I sipped my drink and looked at him down my nose. «Your Uruguayan pal probably talked curt and Waldo didn’t listen good. Then the little guy thought maybe that Mauser might help his argument — and Waldo was too quick for him. I wouldn’t say Waldo was a killer — not by intention. A blackmailer seldom is. Maybe he lost his temper and maybe he just held on to the little guy’s neck too long. Then he had to take it on the lam. But he had another date, with more money coming up. And he worked the neighborhood looking for the party. And accidentally he ran into a pal who was hostile enough and drunk enough to blow him down.»

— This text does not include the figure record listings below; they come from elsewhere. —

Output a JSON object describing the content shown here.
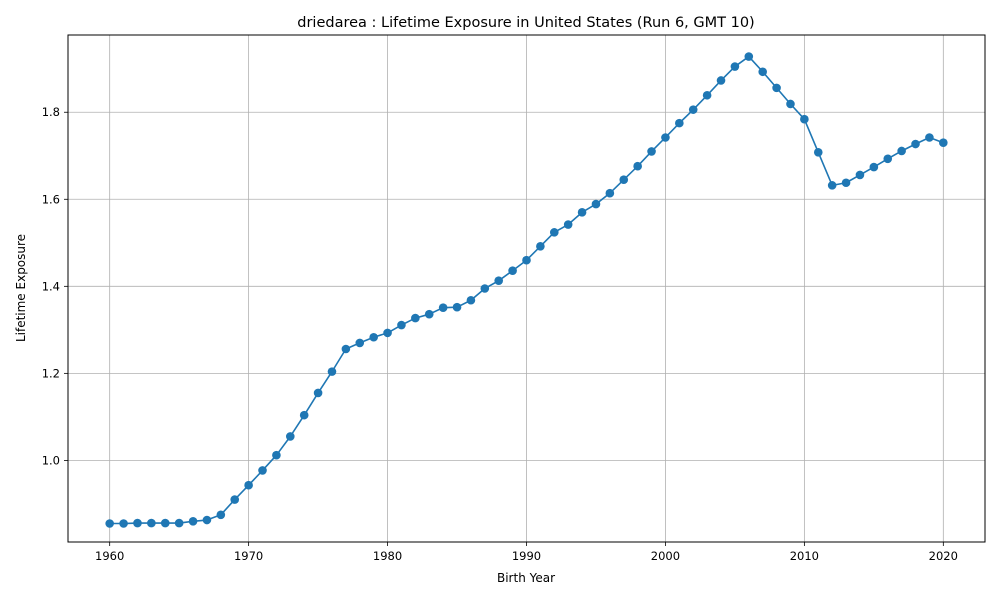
{
  "chart_data": {
    "type": "line",
    "title": "driedarea : Lifetime Exposure in United States (Run 6, GMT 10)",
    "xlabel": "Birth Year",
    "ylabel": "Lifetime Exposure",
    "xlim": [
      1957,
      2023
    ],
    "ylim": [
      0.8125,
      1.9775
    ],
    "xticks": [
      1960,
      1970,
      1980,
      1990,
      2000,
      2010,
      2020
    ],
    "yticks": [
      1.0,
      1.2,
      1.4,
      1.6,
      1.8
    ],
    "xtick_labels": [
      "1960",
      "1970",
      "1980",
      "1990",
      "2000",
      "2010",
      "2020"
    ],
    "ytick_labels": [
      "1.0",
      "1.2",
      "1.4",
      "1.6",
      "1.8"
    ],
    "grid": true,
    "series": [
      {
        "color": "#1f77b4",
        "marker": "circle",
        "x": [
          1960,
          1961,
          1962,
          1963,
          1964,
          1965,
          1966,
          1967,
          1968,
          1969,
          1970,
          1971,
          1972,
          1973,
          1974,
          1975,
          1976,
          1977,
          1978,
          1979,
          1980,
          1981,
          1982,
          1983,
          1984,
          1985,
          1986,
          1987,
          1988,
          1989,
          1990,
          1991,
          1992,
          1993,
          1994,
          1995,
          1996,
          1997,
          1998,
          1999,
          2000,
          2001,
          2002,
          2003,
          2004,
          2005,
          2006,
          2007,
          2008,
          2009,
          2010,
          2011,
          2012,
          2013,
          2014,
          2015,
          2016,
          2017,
          2018,
          2019,
          2020
        ],
        "y": [
          0.855,
          0.855,
          0.856,
          0.856,
          0.856,
          0.856,
          0.86,
          0.863,
          0.875,
          0.91,
          0.943,
          0.977,
          1.012,
          1.055,
          1.104,
          1.155,
          1.204,
          1.256,
          1.27,
          1.283,
          1.293,
          1.311,
          1.327,
          1.336,
          1.351,
          1.352,
          1.368,
          1.395,
          1.413,
          1.436,
          1.46,
          1.492,
          1.524,
          1.542,
          1.57,
          1.589,
          1.614,
          1.645,
          1.676,
          1.71,
          1.742,
          1.775,
          1.806,
          1.839,
          1.873,
          1.905,
          1.928,
          1.893,
          1.856,
          1.819,
          1.784,
          1.708,
          1.632,
          1.638,
          1.656,
          1.674,
          1.693,
          1.711,
          1.727,
          1.742,
          1.73
        ]
      }
    ]
  }
}
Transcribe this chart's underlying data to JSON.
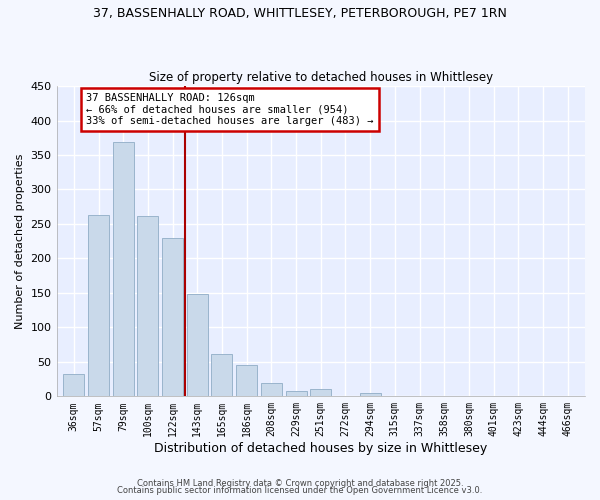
{
  "title1": "37, BASSENHALLY ROAD, WHITTLESEY, PETERBOROUGH, PE7 1RN",
  "title2": "Size of property relative to detached houses in Whittlesey",
  "xlabel": "Distribution of detached houses by size in Whittlesey",
  "ylabel": "Number of detached properties",
  "bar_labels": [
    "36sqm",
    "57sqm",
    "79sqm",
    "100sqm",
    "122sqm",
    "143sqm",
    "165sqm",
    "186sqm",
    "208sqm",
    "229sqm",
    "251sqm",
    "272sqm",
    "294sqm",
    "315sqm",
    "337sqm",
    "358sqm",
    "380sqm",
    "401sqm",
    "423sqm",
    "444sqm",
    "466sqm"
  ],
  "bar_values": [
    33,
    263,
    369,
    262,
    229,
    149,
    61,
    45,
    19,
    8,
    10,
    0,
    5,
    0,
    1,
    0,
    0,
    0,
    0,
    0,
    1
  ],
  "bar_color": "#c9d9ea",
  "bar_edge_color": "#9ab4cc",
  "vline_x": 4.5,
  "vline_color": "#aa0000",
  "annotation_title": "37 BASSENHALLY ROAD: 126sqm",
  "annotation_line1": "← 66% of detached houses are smaller (954)",
  "annotation_line2": "33% of semi-detached houses are larger (483) →",
  "annotation_box_color": "#cc0000",
  "ylim": [
    0,
    450
  ],
  "yticks": [
    0,
    50,
    100,
    150,
    200,
    250,
    300,
    350,
    400,
    450
  ],
  "footer1": "Contains HM Land Registry data © Crown copyright and database right 2025.",
  "footer2": "Contains public sector information licensed under the Open Government Licence v3.0.",
  "bg_color": "#f4f7ff",
  "plot_bg_color": "#e8eeff"
}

«There’s a hell of a lot of coincidence in all this business,» the big man said.

«It’s the hot wind,» I grinned. «Everybody’s screwy tonight.»

«For the five hundred you guarantee nothing? If I don’t get my cover-up, you don’t get your dough. Is that it?»

«That’s it,» I said, smiling at him.

«Screwy is right,» he said, and drained his highball. «I’m taking you up on it.»

«There are just two things,» I said softly, leaning forward in my chair. «Waldo had a getaway car parked outside the cocktail bar where he was killed, unlocked with the motor running. The killer took it. There’s always the chance of a kickback from that direction. You see, all Waldo’s stuff must have been in that car.»